A Colorado woman has set a new record in the Special Olympics, but this one is off the field.
Mackenzie Beauvais-Nikl has been named co-chair of Special Olympics Colorado, making her the first Special Olympian to serve as a board chair for a chapter of the organization, anywhere in the world.
“It's amazing. I'm still in shock,” Beauvais-Nikl said. “I'm just beyond grateful to have this opportunity and to be the first athlete ever to be a co-chair for a board.”
Special Olympics is a worldwide organization that sponsors athletic competitions for children and adults with intellectual disabilities. The Colorado chapter puts on more than 400 events in a typical year.
Beauvais-Nikl excels in snowboarding, soccer and basketball. On the board, she will work with a co-chair, John Shukie, whose 9-year-old daughter is a Special Olympics gymnast and swimmer. The arrangement mirrors the way Special Olympics matches people with and without disabilities on the playing field. They call them “unified teams.”
“So what unified means is everybody working together as one. So meaning like, if someone has a disability and then the other person does not, we are working together as one,” Beauvais-Nikl said.
Unified teams have been so popular that Shukie proposed applying the approach to board leadership. He sees it as a natural evolution of the Special Olympics mission.
“In the past decade or so, we've seen I think a shift from focusing simply or solely on athletics when it comes to Special Olympics, which is still very much central to the mission, to a more comprehensive approach,” he told Colorado Matters. “We found that the skills that are picked up both on and off the field help our Special Olympics athletes to be successful in life and things like holding jobs, and just having a productive life.”

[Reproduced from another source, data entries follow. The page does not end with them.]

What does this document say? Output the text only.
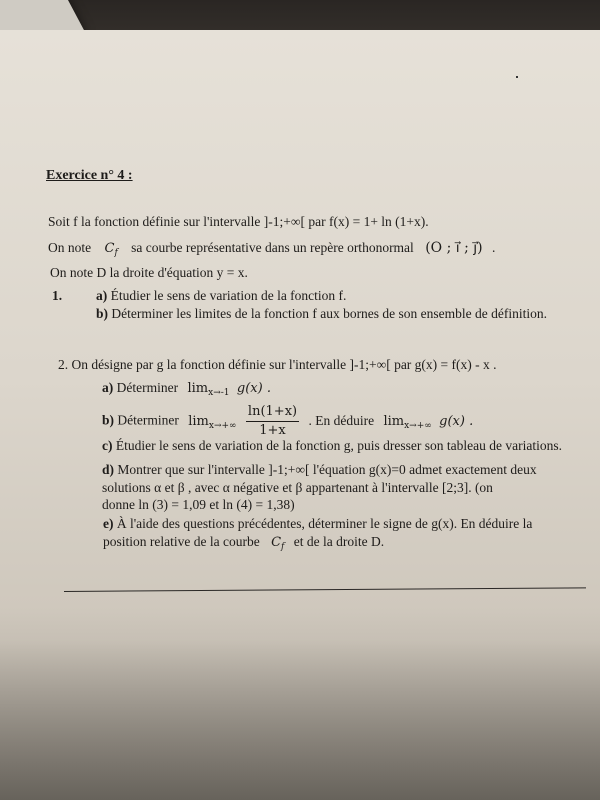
Exercice n° 4 :
Soit f la fonction définie sur l'intervalle ]-1;+∞[ par f(x) = 1+ ln (1+x).
On note $C_f$ sa courbe représentative dans un repère orthonormal (O ; i⃗ ; j⃗) .
On note D la droite d'équation y = x.
1.	a) Étudier le sens de variation de la fonction f.
b) Déterminer les limites de la fonction f aux bornes de son ensemble de définition.
2. On désigne par g la fonction définie sur l'intervalle ]-1;+∞[ par g(x) = f(x) - x .
a) Déterminer $\lim_{x\to-1} g(x)$ .
b) Déterminer $\lim_{x\to+\infty} \frac{\ln(1+x)}{1+x}$ . En déduire $\lim_{x\to+\infty} g(x)$ .
c) Étudier le sens de variation de la fonction g, puis dresser son tableau de variations.
d) Montrer que sur l'intervalle ]-1;+∞[ l'équation g(x)=0 admet exactement deux
solutions α et β , avec α négative et β appartenant à l'intervalle [2;3]. (on
donne ln (3) = 1,09 et ln (4) = 1,38)
e) À l'aide des questions précédentes, déterminer le signe de g(x). En déduire la
position relative de la courbe $C_f$ et de la droite D.
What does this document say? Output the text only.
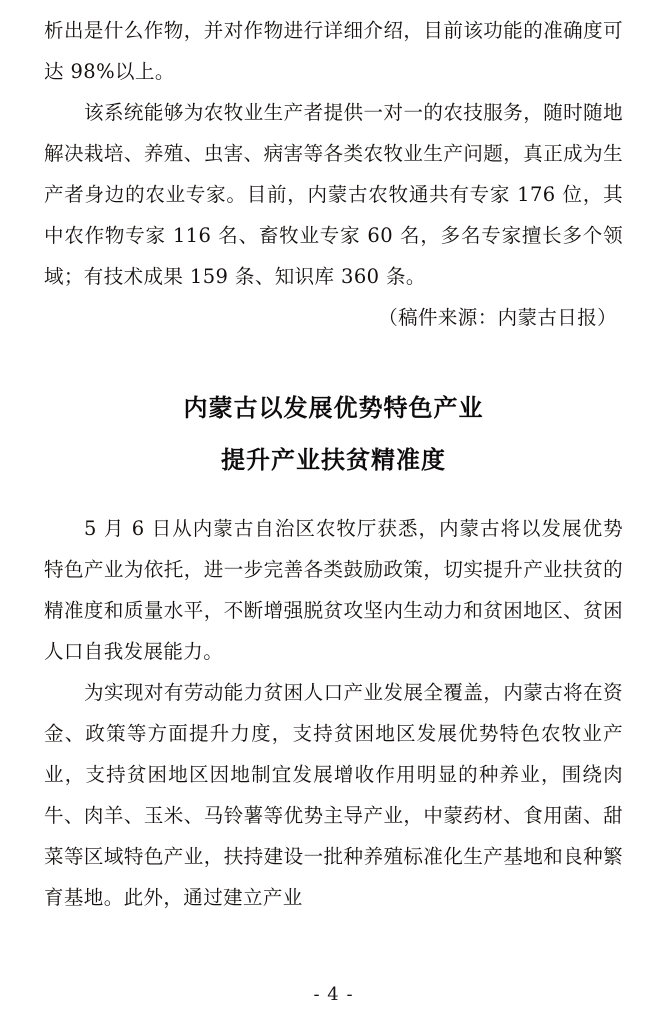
析出是什么作物，并对作物进行详细介绍，目前该功能的准确度可达 98%以上。

该系统能够为农牧业生产者提供一对一的农技服务，随时随地解决栽培、养殖、虫害、病害等各类农牧业生产问题，真正成为生产者身边的农业专家。目前，内蒙古农牧通共有专家 176 位，其中农作物专家 116 名、畜牧业专家 60 名，多名专家擅长多个领域；有技术成果 159 条、知识库 360 条。

（稿件来源：内蒙古日报）

内蒙古以发展优势特色产业
提升产业扶贫精准度

5 月 6 日从内蒙古自治区农牧厅获悉，内蒙古将以发展优势特色产业为依托，进一步完善各类鼓励政策，切实提升产业扶贫的精准度和质量水平，不断增强脱贫攻坚内生动力和贫困地区、贫困人口自我发展能力。

为实现对有劳动能力贫困人口产业发展全覆盖，内蒙古将在资金、政策等方面提升力度，支持贫困地区发展优势特色农牧业产业，支持贫困地区因地制宜发展增收作用明显的种养业，围绕肉牛、肉羊、玉米、马铃薯等优势主导产业，中蒙药材、食用菌、甜菜等区域特色产业，扶持建设一批种养殖标准化生产基地和良种繁育基地。此外，通过建立产业

- 4 -
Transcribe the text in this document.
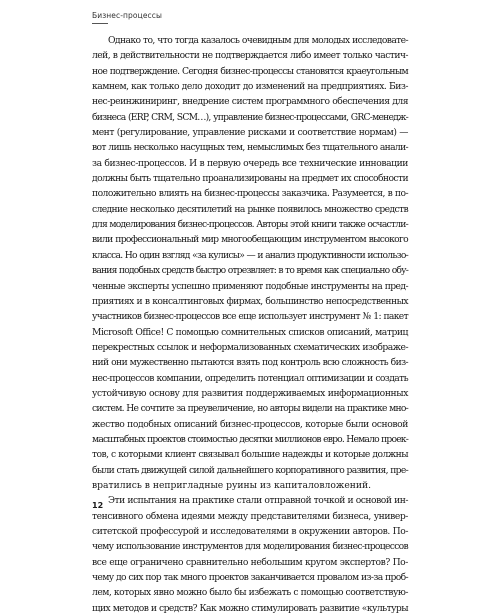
Бизнес-процессы
Однако то, что тогда казалось очевидным для молодых исследовате-
лей, в действительности не подтверждается либо имеет только частич-
ное подтверждение. Сегодня бизнес-процессы становятся краеугольным
камнем, как только дело доходит до изменений на предприятиях. Биз-
нес-реинжиниринг, внедрение систем программного обеспечения для
бизнеса (ERP, CRM, SCM…), управление бизнес-процессами, GRC-менедж-
мент (регулирование, управление рисками и соответствие нормам) —
вот лишь несколько насущных тем, немыслимых без тщательного анали-
за бизнес-процессов. И в первую очередь все технические инновации
должны быть тщательно проанализированы на предмет их способности
положительно влиять на бизнес-процессы заказчика. Разумеется, в по-
следние несколько десятилетий на рынке появилось множество средств
для моделирования бизнес-процессов. Авторы этой книги также осчастли-
вили профессиональный мир многообещающим инструментом высокого
класса. Но один взгляд «за кулисы» — и анализ продуктивности использо-
вания подобных средств быстро отрезвляет: в то время как специально обу-
ченные эксперты успешно применяют подобные инструменты на пред-
приятиях и в консалтинговых фирмах, большинство непосредственных
участников бизнес-процессов все еще использует инструмент № 1: пакет
Microsoft Office! С помощью сомнительных списков описаний, матриц
перекрестных ссылок и неформализованных схематических изображе-
ний они мужественно пытаются взять под контроль всю сложность биз-
нес-процессов компании, определить потенциал оптимизации и создать
устойчивую основу для развития поддерживаемых информационных
систем. Не сочтите за преувеличение, но авторы видели на практике мно-
жество подобных описаний бизнес-процессов, которые были основой
масштабных проектов стоимостью десятки миллионов евро. Немало проек-
тов, с которыми клиент связывал большие надежды и которые должны
были стать движущей силой дальнейшего корпоративного развития, пре-
вратились в непригладные руины из капиталовложений.
Эти испытания на практике стали отправной точкой и основой ин-
тенсивного обмена идеями между представителями бизнеса, универ-
ситетской профессурой и исследователями в окружении авторов. По-
чему использование инструментов для моделирования бизнес-процессов
все еще ограничено сравнительно небольшим кругом экспертов? По-
чему до сих пор так много проектов заканчивается провалом из-за проб-
лем, которых явно можно было бы избежать с помощью соответствую-
щих методов и средств? Как можно стимулировать развитие «культуры
12
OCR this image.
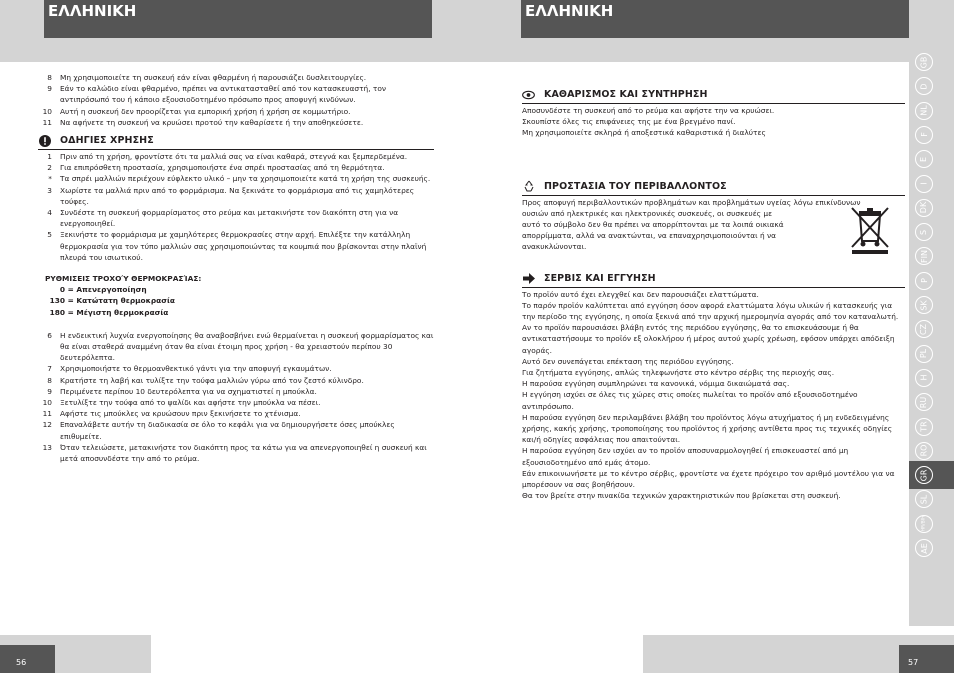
ΕΛΛΗΝΙΚΗ
8 Μη χρησιμοποιείτε τη συσκευή εάν είναι φθαρμένη ή παρουσιάζει δυσλειτουργίες.
9 Εάν το καλώδιο είναι φθαρμένο, πρέπει να αντικατασταθεί από τον κατασκευαστή, τον αντιπρόσωπό του ή κάποιο εξουσιοδοτημένο πρόσωπο προς αποφυγή κινδύνων.
10 Αυτή η συσκευή δεν προορίζεται για εμπορική χρήση ή χρήση σε κομμωτήριο.
11 Να αφήνετε τη συσκευή να κρυώσει προτού την καθαρίσετε ή την αποθηκεύσετε.
ΟΔΗΓΙΕΣ ΧΡΗΣΗΣ
1 Πριν από τη χρήση, φροντίστε ότι τα μαλλιά σας να είναι καθαρά, στεγνά και ξεμπερδεμένα.
2 Για επιπρόσθετη προστασία, χρησιμοποιήστε ένα σπρέι προστασίας από τη θερμότητα.
* Τα σπρέι μαλλιών περιέχουν εύφλεκτο υλικό – μην τα χρησιμοποιείτε κατά τη χρήση της συσκευής.
3 Χωρίστε τα μαλλιά πριν από το φορμάρισμα. Να ξεκινάτε το φορμάρισμα από τις χαμηλότερες τούφες.
4 Συνδέστε τη συσκευή φορμαρίσματος στο ρεύμα και μετακινήστε τον διακόπτη στη για να ενεργοποιηθεί.
5 Ξεκινήστε το φορμάρισμα με χαμηλότερες θερμοκρασίες στην αρχή. Επιλέξτε την κατάλληλη θερμοκρασία για τον τύπο μαλλιών σας χρησιμοποιώντας τα κουμπιά που βρίσκονται στην πλαϊνή πλευρά του ισιωτικού.
ΡΥΘΜΙΣΕΙΣ ΤΡΟΧΟΎ ΘΕΡΜΟΚΡΑΣΊΑΣ:
0 = Απενεργοποίηση
130 = Κατώτατη θερμοκρασία
180 = Μέγιστη θερμοκρασία
6 Η ενδεικτική λυχνία ενεργοποίησης θα αναβοσβήνει ενώ θερμαίνεται η συσκευή φορμαρίσματος και θα είναι σταθερά αναμμένη όταν θα είναι έτοιμη προς χρήση - θα χρειαστούν περίπου 30 δευτερόλεπτα.
7 Χρησιμοποιήστε το θερμοανθεκτικό γάντι για την αποφυγή εγκαυμάτων.
8 Κρατήστε τη λαβή και τυλίξτε την τούφα μαλλιών γύρω από τον ζεστό κύλινδρο.
9 Περιμένετε περίπου 10 δευτερόλεπτα για να σχηματιστεί η μπούκλα.
10 Ξετυλίξτε την τούφα από το ψαλίδι και αφήστε την μπούκλα να πέσει.
11 Αφήστε τις μπούκλες να κρυώσουν πριν ξεκινήσετε το χτένισμα.
12 Επαναλάβετε αυτήν τη διαδικασία σε όλο το κεφάλι για να δημιουργήσετε όσες μπούκλες επιθυμείτε.
13 Όταν τελειώσετε, μετακινήστε τον διακόπτη προς τα κάτω για να απενεργοποιηθεί η συσκευή και μετά αποσυνδέστε την από το ρεύμα.
56
ΕΛΛΗΝΙΚΗ
ΚΑΘΑΡΙΣΜΟΣ ΚΑΙ ΣΥΝΤΗΡΗΣΗ

Αποσυνδέστε τη συσκευή από το ρεύμα και αφήστε την να κρυώσει.

Σκουπίστε όλες τις επιφάνειες της με ένα βρεγμένο πανί.

Μη χρησιμοποιείτε σκληρά ή αποξεστικά καθαριστικά ή διαλύτες

ΠΡΟΣΤΑΣΙΑ ΤΟΥ ΠΕΡΙΒΑΛΛΟΝΤΟΣ
Προς αποφυγή περιβαλλοντικών προβλημάτων και προβλημάτων υγείας λόγω επικίνδυνων

ουσιών από ηλεκτρικές και ηλεκτρονικές συσκευές, οι συσκευές με

αυτό το σύμβολο δεν θα πρέπει να απορρίπτονται με τα λοιπά οικιακά

απορρίμματα, αλλά να ανακτώνται, να επαναχρησιμοποιούνται ή να

ανακυκλώνονται.

ΣΕΡΒΙΣ ΚΑΙ ΕΓΓΥΗΣΗ

Το προϊόν αυτό έχει ελεγχθεί και δεν παρουσιάζει ελαττώματα.

Το παρόν προϊόν καλύπτεται από εγγύηση όσον αφορά ελαττώματα λόγω υλικών ή κατασκευής για την περίοδο της εγγύησης, η οποία ξεκινά από την αρχική ημερομηνία αγοράς από τον καταναλωτή.

Αν το προϊόν παρουσιάσει βλάβη εντός της περιόδου εγγύησης, θα το επισκευάσουμε ή θα αντικαταστήσουμε το προϊόν εξ ολοκλήρου ή μέρος αυτού χωρίς χρέωση, εφόσον υπάρχει απόδειξη αγοράς.

Αυτό δεν συνεπάγεται επέκταση της περιόδου εγγύησης.

Για ζητήματα εγγύησης, απλώς τηλεφωνήστε στο κέντρο σέρβις της περιοχής σας.

Η παρούσα εγγύηση συμπληρώνει τα κανονικά, νόμιμα δικαιώματά σας.

Η εγγύηση ισχύει σε όλες τις χώρες στις οποίες πωλείται το προϊόν από εξουσιοδοτημένο αντιπρόσωπο.

Η παρούσα εγγύηση δεν περιλαμβάνει βλάβη του προϊόντος λόγω ατυχήματος ή μη ενδεδειγμένης χρήσης, κακής χρήσης, τροποποίησης του προϊόντος ή χρήσης αντίθετα προς τις τεχνικές οδηγίες και/ή οδηγίες ασφάλειας που απαιτούνται.

Η παρούσα εγγύηση δεν ισχύει αν το προϊόν αποσυναρμολογηθεί ή επισκευαστεί από μη εξουσιοδοτημένο από εμάς άτομο.

Εάν επικοινωνήσετε με το κέντρο σέρβις, φροντίστε να έχετε πρόχειρο τον αριθμό μοντέλου για να μπορέσουν να σας βοηθήσουν.

Θα τον βρείτε στην πινακίδα τεχνικών χαρακτηριστικών που βρίσκεται στη συσκευή.

GB
D
NL
F
E
I
DK
S
FIN
P
SK
CZ
PL
H
RU
TR
RO
GR
SL
HR/BIH
AE
57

Shukie and Beauvais-Nikl have their work cut out for them, as Special Olympics Colorado navigates the ongoing pandemic, and, as always, works to raise money. Beauvais-Nikl also hopes to increase diversity in the organization, and inspire people to think differently about intellectual disabilities.
“I have autism, right. And I know how to drive,” she said. “People always think somebody with a disability can't do a lot of stuff, you know? And so being on the board, I just think it would be a thing that people with and without disabilities can do whatever they put their mind to. We just might take a little longer to grasp everything.”
Beauvais-Nikl graduated from the Inclusive Higher Education Certificate Program at Metropolitan State University of Denver with a certificate in Photojournalism. Leadership at the Special Olympics isn’t new to her. She served on the U.S. Athlete Input Council and attended the Global Youth Leadership Summit in Abu Dhabi in 2019. Still, she was a bit surprised by the extra hours it takes to be board co-chair.
“Back-to-back meetings, like nonstop, not gonna lie,” she laughed.
Shukie hopes that Beauvais-Nikl will inspire more Special Olympics organizations to include athletes at the highest level.
“I'm hoping that by setting the trend here in Colorado, other states will do the same and have that athlete voice front and center at the table,” he said.